Auf hoher See

Ich ernähre mich im wesentlichen von getrocknetem Fisch, Zwieback und Äpfeln, versorge mich also leidlich selbst. Gegen einen kleinen Obolus erbitte ich mir in der oberen Kombüse gelegentlich gekochten Reis.

Selbstverständlich haben wir längst den Ärmelkanal passiert – hier schöne Blicke zu den südenglischen Kreidefelsen, die unter komplexen Wolkengetümen im Abendlichte lagen – und befahren jetzt das östliche Atlantikbecken. Die Meeresoberfläche wogt nun stärker. Nachts wenn der ohnehin auch am Tage schneidende Nordwest auffrischt, bewegt sich unser Schiff lebhaft und ich bin froh an die Reling oder mein Bullauge treten zu können um mich der Existenz einer Horizontalen zu vergewissern und aufkeimende Blümeranz niederzuringen. Die letzten Tage sind ein Elend: allweil grau und Regen und Gischt fährt einem mit Macht ins Gesicht. So trüb also, daß selbst die Konturen der gestreckten Hand zu verblassen scheinen. Auch die Seevögel sind zurückgeblieben, die das Schiff kreischend, scheinbar selten mit den Flügeln schlagend, segelnd begleiteten bis zu einem Punkt weit jenseits der Zwölf-Meilen-Zone. Hellgraue Silhouetten, die vor einem dunklen Osthimmel standen und langsam kleiner wurden – Stille dann, das Rauschen natürlich, das ewige Rauschen des Meeres.

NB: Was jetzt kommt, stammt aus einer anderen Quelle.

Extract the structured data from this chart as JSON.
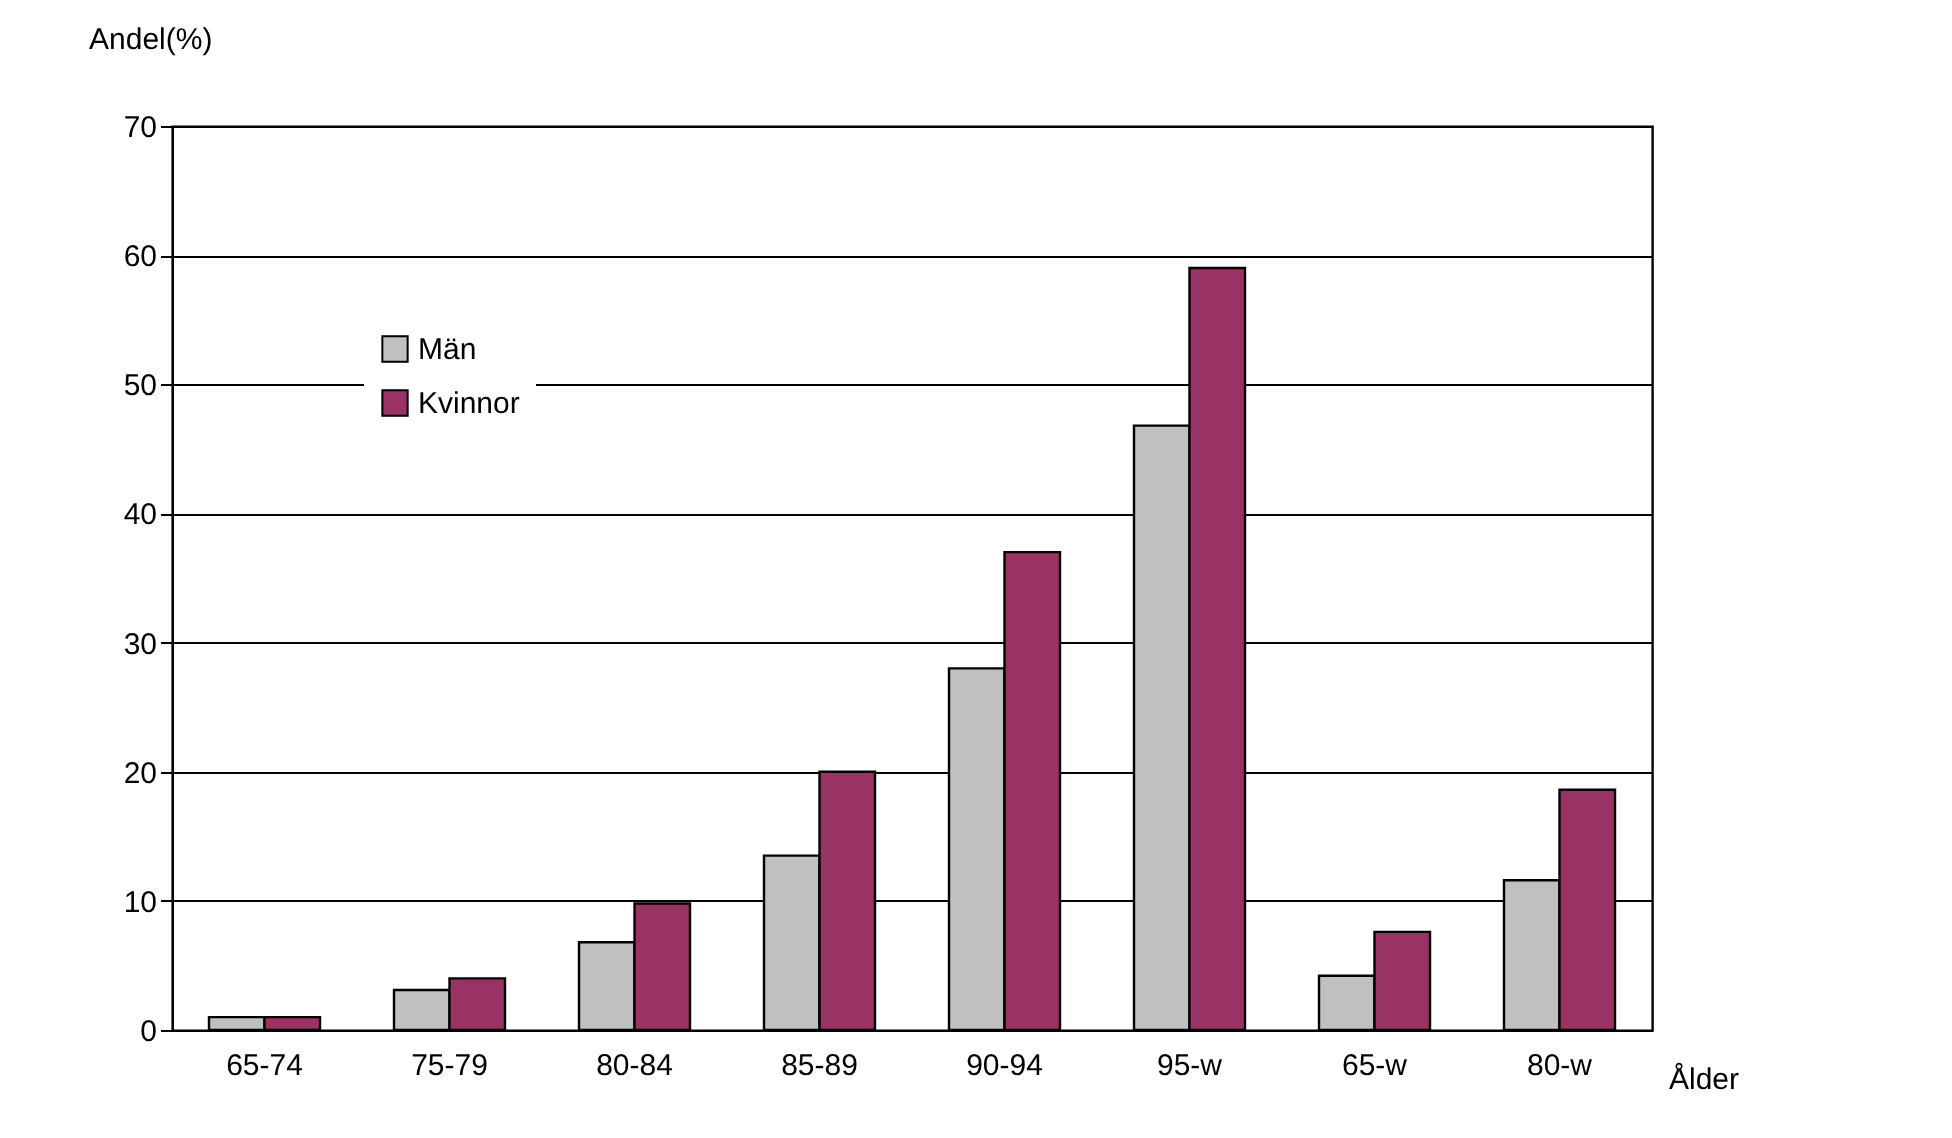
{
  "chart_data": {
    "type": "bar",
    "xlabel": "Ålder",
    "ylabel": "Andel(%)",
    "categories": [
      "65-74",
      "75-79",
      "80-84",
      "85-89",
      "90-94",
      "95-w",
      "65-w",
      "80-w"
    ],
    "series": [
      {
        "name": "Män",
        "color": "#c0c0c0",
        "values": [
          1,
          3.1,
          6.8,
          13.5,
          28,
          46.8,
          4.2,
          11.6
        ]
      },
      {
        "name": "Kvinnor",
        "color": "#993366",
        "values": [
          1,
          4,
          9.8,
          20,
          37,
          59,
          7.6,
          18.6
        ]
      }
    ],
    "ylim": [
      0,
      70
    ],
    "yticks": [
      0,
      10,
      20,
      30,
      40,
      50,
      60,
      70
    ],
    "grid": "y",
    "legend": "top left"
  }
}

Meine Kabine liegt auf gleicher Ebene wie die Brücke, ebenso die Kajüte des ersten und zweiten Kapitäns sowie die Messe. Trete ich vor meine Kabine, so stehe ich auf einer Art Galerie und kann über ein Geländer das Zwischendeck einsehen auf dem sich die Matrosen bewegen, leben und ihre Arbeit versehen. Die verschiedenen Decks sind, wenigstens bei Nacht, mittels abgesperrter Türen voneinander getrennt. Ich muß bei diesem Aufbau an ein Gefängnis denken, auch weil die Brücke ein Ort der Allschau ist, zur einen Seite das Meer, zur anderen Seite das Geschehen auf dem Zwischendeck – alle Gänge, Treppen, Türen.

Einmal, als draussen der Nebel allzu arg kochte, stieg ich eine der steilen, grün lackierten Metalltreppen hinab. Das stets präsente hypersonore Geräusch der Maschine drang mit mehr Detail und schärferer Modulation an mein Ohr. Mir begegneten Matrosen in bunten Trainingsanzügen, häufig mit weißen Socken und Badelatschen bekleidet, die wohl, der Aufzug legt es nahe, Freiwache hatten. Klare Augen, aber auch Augen, in denen Tücke und Stumpfsinn oszilliert. Man beachtet mich nicht, was mir ganz recht ist.

Nach Sonnenuntergang in der unteren Messe, aus schierer Neugier. Ein Getränkeautomat, Neonröhren und Matrosen, die Bacardi mit 7Up trinken. Im wesentlichen Engländer, Polen und vereinzelte Asiaten. An der Decke hängt ein Flachbildschirm, es läuft ein Erotikfilm ohne Ton. Ich sitze an einem resopalbezogenem, am Boden festgeschraubtem Tischchen, darauf englische Motorsportmagazine und zwei neuere Ausgaben des deutschen Playboy. Ich blättere ein wenig, lese ein Interview mit Karl Lagerfeld und lege das Magazin dann zurück.

Einer der Matrosen ist aufgestanden, schwankt leicht, andere stehen mit ihm auf, ein Stuhl kippt um. Da verlasse ich die untere Messe, steige die Treppen hinauf, in meine Kabine, in mein Bett und lese dort in den Tagebüchern von Stendhal.